2) Every AI tool that you implement is both a data source and a destination

Many AI tools will request access to various systems, including your CRM for customer data, files, calendar, or other team-used tools But this has a few issues:

  • Data fragmentation: Data is scattered across multiple tools that don't communicate, creating islands that only solve one thing. And it will be hard to control which exact data goes where.
  • Knowledge silos: AI-generated data remains confined to a specific tool and is not integrated with all the other knowledge inside your business, it stays in a silo.

Utilizing AI tools, you can concurrently leverage these instruments as both the source and destination for your data. You can extract, store, and merge the generated data with your internal data. Send a specific set of internal data to the tool for processing, but in a controlled manner that allows you to contribute domain knowledge and maximize its value.

3) The infrastructure that you use enables starting small and building out

One of the reasons why many projects in IT generally fail, is they are very big and complex to implement. The same holds for data projects. To create a cornerstone AI use-case, you need data infrastructure that does the whole flow from data collection, cleaning, getting ready for AI, and storage. 

To not end up in another year-long project, it is important to set this up in a lightweight way on a limited set of your data. Initially, you can roll out this first case fast and at a sensible budget, quickly showing value & ROI to all stakeholders. By selecting the right scalable tooling, you will still be able to extend this easily to the next projects once the value of the first project is crystal clear.

How do you create that first Cornerstone AI use-case?

1) Create a design for the infrastructure

Most conversations start from the user's needs. “If we implement this cool AI tool, we can do XYZ”. But from our view, it needs to be top-down and bottom-up, taking into consideration the perspective of your internal data, which will lead to more balanced and achievable projects. 

This means, first getting a very good understanding of all the different tools that are used and the data that is stored here. Then, map out a clear picture of the data you have that AI can work with. Based on the overview, a design can be created that is focused on getting as much domain and internal knowledge as possible to AI models.

As a final step, the design should have a very Lego mindset. Especially since it is still early days and new techniques and tools are launched every week. By using small pieces that can be swapped to alternatives when you go from a lean first use-case to more scale & higher quality.

2) Select a use-case with a clear €€ value

The earlier example of an automatic meeting note-taking AI is useful, but pretty hard to translate into tangible savings or upside. Yes, team members will be happy that they don’t have to manually write minutes. But what is the real financial impact of that? Moreover, for these generic use-cases, better off-the-shelf solutions are likely to emerge in the near future. 

Compare this to using your internal data and history to enable:

  • Sales teams to write proposals in 50% less time so they can close more deals.
  • Purchasing teams to reduce inventory by 30%.
  • Customer support to handle 70% of tickets automatically with a smaller size.

These are just a few examples, but they all have a tangible financial impact. That impact enables more use-cases to follow at a larger scale, with a proven case and internal enthusiasm as drivers. 

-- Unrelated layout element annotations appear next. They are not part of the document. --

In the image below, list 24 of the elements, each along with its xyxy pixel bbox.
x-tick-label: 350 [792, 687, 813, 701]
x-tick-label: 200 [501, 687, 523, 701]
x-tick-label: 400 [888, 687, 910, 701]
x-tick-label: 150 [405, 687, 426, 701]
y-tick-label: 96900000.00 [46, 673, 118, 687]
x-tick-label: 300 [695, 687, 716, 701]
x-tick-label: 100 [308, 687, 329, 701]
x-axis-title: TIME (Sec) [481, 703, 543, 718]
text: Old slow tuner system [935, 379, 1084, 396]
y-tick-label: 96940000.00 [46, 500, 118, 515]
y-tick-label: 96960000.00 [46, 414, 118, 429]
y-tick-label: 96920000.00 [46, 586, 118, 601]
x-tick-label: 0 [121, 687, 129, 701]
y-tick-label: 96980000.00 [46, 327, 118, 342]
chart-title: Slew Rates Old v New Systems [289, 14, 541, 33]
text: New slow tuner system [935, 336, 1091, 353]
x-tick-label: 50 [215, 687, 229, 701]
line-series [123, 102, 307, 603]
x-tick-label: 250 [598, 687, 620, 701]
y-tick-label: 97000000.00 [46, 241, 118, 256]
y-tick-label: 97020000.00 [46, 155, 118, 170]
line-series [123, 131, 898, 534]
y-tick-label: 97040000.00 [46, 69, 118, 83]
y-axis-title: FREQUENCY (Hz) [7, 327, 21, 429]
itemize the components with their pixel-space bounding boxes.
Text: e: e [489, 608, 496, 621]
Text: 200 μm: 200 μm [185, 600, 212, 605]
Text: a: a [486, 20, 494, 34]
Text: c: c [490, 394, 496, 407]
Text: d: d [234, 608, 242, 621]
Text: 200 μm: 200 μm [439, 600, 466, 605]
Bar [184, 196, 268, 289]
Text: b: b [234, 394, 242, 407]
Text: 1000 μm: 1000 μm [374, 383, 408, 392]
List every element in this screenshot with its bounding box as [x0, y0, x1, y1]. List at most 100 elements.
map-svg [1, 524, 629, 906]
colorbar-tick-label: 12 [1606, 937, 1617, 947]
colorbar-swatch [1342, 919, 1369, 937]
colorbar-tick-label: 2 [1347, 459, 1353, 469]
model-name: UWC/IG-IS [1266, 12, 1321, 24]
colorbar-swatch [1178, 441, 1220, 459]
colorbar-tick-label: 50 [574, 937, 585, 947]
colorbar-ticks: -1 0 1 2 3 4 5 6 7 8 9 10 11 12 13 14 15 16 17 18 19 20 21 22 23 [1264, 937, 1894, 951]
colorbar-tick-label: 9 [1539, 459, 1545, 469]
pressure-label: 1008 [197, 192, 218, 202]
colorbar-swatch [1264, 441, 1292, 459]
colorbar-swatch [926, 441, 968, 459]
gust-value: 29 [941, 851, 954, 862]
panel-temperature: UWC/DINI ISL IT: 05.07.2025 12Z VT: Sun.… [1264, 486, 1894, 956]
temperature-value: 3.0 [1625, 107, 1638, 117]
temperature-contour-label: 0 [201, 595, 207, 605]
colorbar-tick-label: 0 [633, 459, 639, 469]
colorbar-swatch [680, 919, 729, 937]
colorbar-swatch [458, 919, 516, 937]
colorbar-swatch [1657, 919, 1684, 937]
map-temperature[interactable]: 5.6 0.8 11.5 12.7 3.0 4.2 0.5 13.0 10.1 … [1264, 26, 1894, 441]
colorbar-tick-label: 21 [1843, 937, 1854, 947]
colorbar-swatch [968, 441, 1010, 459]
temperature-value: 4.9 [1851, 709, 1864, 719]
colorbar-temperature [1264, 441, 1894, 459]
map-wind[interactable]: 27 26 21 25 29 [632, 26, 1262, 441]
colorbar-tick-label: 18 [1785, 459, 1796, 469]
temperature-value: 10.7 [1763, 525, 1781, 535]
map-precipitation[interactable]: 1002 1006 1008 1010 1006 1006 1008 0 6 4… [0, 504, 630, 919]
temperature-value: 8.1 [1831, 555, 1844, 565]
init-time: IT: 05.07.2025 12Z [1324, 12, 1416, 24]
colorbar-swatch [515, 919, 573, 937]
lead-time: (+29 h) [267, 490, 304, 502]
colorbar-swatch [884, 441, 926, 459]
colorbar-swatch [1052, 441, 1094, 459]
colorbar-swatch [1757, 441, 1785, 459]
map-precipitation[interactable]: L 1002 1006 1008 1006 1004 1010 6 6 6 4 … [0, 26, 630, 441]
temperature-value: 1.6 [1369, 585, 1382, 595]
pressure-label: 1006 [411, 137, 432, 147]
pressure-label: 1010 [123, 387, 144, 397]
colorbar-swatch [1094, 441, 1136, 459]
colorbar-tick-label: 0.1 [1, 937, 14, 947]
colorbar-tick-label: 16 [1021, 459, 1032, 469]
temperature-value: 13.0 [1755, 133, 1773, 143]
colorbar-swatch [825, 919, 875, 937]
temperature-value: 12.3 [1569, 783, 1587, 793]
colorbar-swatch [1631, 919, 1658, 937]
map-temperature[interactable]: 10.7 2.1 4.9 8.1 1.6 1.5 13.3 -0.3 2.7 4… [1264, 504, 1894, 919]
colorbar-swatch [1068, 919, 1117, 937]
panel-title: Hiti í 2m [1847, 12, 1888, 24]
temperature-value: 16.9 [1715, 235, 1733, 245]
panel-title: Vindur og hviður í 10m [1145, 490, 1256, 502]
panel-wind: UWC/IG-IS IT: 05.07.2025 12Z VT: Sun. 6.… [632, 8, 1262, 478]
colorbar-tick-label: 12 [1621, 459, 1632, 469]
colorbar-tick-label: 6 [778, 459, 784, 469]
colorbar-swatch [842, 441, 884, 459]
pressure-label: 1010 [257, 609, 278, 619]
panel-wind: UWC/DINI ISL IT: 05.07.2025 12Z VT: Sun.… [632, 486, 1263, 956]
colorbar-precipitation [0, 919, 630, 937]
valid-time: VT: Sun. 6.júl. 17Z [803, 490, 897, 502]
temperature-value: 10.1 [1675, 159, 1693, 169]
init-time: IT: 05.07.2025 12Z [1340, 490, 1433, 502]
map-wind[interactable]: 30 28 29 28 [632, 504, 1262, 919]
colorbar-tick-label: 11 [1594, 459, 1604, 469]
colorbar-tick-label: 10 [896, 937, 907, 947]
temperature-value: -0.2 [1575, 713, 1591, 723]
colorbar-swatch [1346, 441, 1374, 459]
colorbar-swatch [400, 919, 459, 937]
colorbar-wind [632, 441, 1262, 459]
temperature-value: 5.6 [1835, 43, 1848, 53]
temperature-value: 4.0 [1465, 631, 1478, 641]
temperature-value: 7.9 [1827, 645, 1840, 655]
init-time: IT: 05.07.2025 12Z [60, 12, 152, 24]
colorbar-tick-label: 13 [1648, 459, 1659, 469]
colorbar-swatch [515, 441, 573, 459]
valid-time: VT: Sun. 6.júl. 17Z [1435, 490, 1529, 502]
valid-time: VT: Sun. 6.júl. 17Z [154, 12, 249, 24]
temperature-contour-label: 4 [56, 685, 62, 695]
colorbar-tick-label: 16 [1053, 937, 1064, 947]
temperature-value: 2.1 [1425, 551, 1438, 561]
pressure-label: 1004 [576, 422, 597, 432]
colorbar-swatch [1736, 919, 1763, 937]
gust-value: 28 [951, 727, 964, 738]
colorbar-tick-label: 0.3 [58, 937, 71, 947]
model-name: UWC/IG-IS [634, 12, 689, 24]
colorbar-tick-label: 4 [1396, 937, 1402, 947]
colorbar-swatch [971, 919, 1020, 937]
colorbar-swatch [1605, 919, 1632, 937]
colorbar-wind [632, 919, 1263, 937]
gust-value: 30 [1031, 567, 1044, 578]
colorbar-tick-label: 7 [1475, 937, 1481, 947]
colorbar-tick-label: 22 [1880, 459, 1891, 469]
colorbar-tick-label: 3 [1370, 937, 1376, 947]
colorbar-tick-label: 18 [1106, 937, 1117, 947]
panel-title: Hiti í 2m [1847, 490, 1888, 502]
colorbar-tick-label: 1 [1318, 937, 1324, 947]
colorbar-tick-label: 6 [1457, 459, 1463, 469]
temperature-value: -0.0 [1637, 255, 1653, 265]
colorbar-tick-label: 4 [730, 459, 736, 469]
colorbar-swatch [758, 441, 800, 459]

3) Start with one team, and just a few data sources

The examples mentioned share two additional similarities: they focus on a single team and only require a subset of the complete company data for operation. This means that you can start with a relatively small investment in technology and resources.

Take things step by step and branch out to multiple teams and more data sources., because you have not built an Island. You’ve built a Cornerstone.